FREDERICTON, N.B. -- New Brunswick insurance companies must offer drivers lower premiums by Aug. 15 or face stiff p...

FREDERICTON, N.B. — New Brunswick insurance companies must offer drivers lower premiums by Aug. 15 or face stiff penalties, the province’s Conservative government announced Tuesday.

Premier Bernard Lord said companies that fail to comply will have their rates automatically cut by a minimum of 20 per cent. Insurers caught violating the law could be fined up to $5,000 per policy-holder.

“We are here to defend the interests of the people of New Brunswick,” Lord said. “That’s what this bill does. It puts consumers first and it imposes new penalties that did not exist before."

The premier said the new rates will be made retroactive to July 1. The province had warned companies that if they didn’t voluntarily file rate reductions by that date, it would bring in a law.

“This bill carries the stick of retroactive benefits for consumers as of July 1,” said Lord. “If the rates are not reimbursed within 45 days then there are penalties that can be imposed on the companies.”

Also, if a company decides to withdraw its auto insurance products, it must give the government six months notice or face a fine of up to $100,000.

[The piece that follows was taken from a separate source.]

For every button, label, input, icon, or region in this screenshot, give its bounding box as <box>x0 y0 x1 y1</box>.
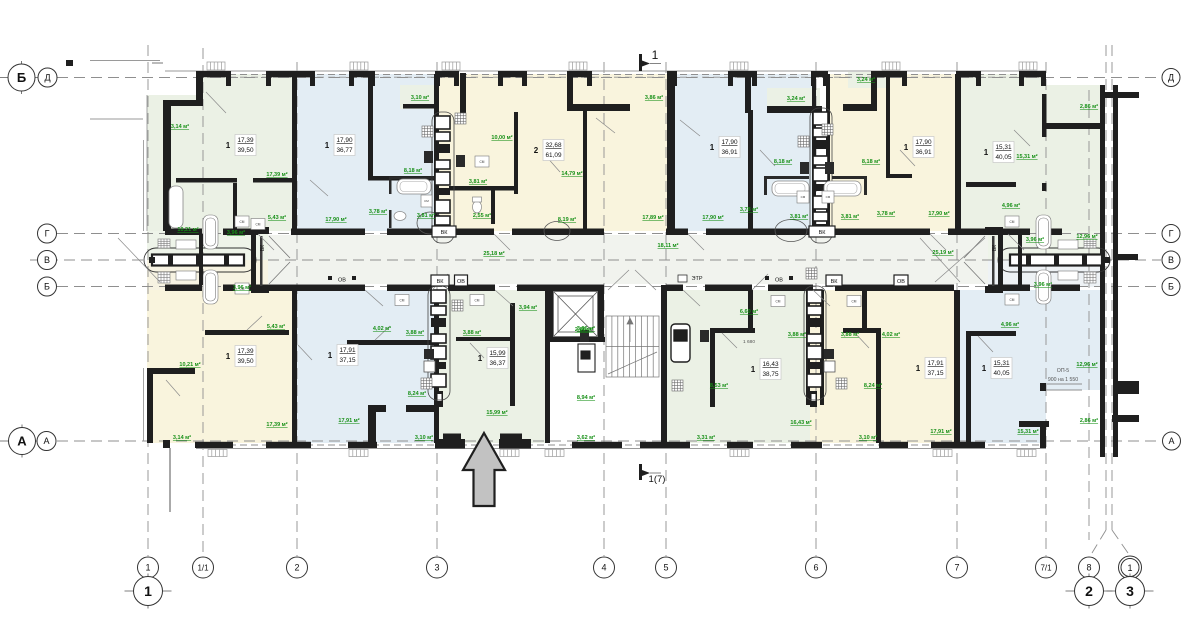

Lord has said he’s upset that only a few of the 70 insurance companies in the province have filed lower rates in response to the government’s decision to cap awards for minor injuries at $2,500 – something the insurance industry asked for.

Don Forgeron, spokesman for the Insurance Bureau of Canada, said many companies are in the process of lowering their rates but they are mired in bureaucracy.

“The industry has been at the ready to file lower rates,” Forgeron said in an interview yesterday. “We’ve been caught in a process that wouldn’t allow us to do so.”

The government’s tough stand on insurance rates follows a hard-fought election campaign that was dominated by complaints over skyrocketing insurance rates. In the past year, premiums have shot up 71 per cent on average in New Brunswick.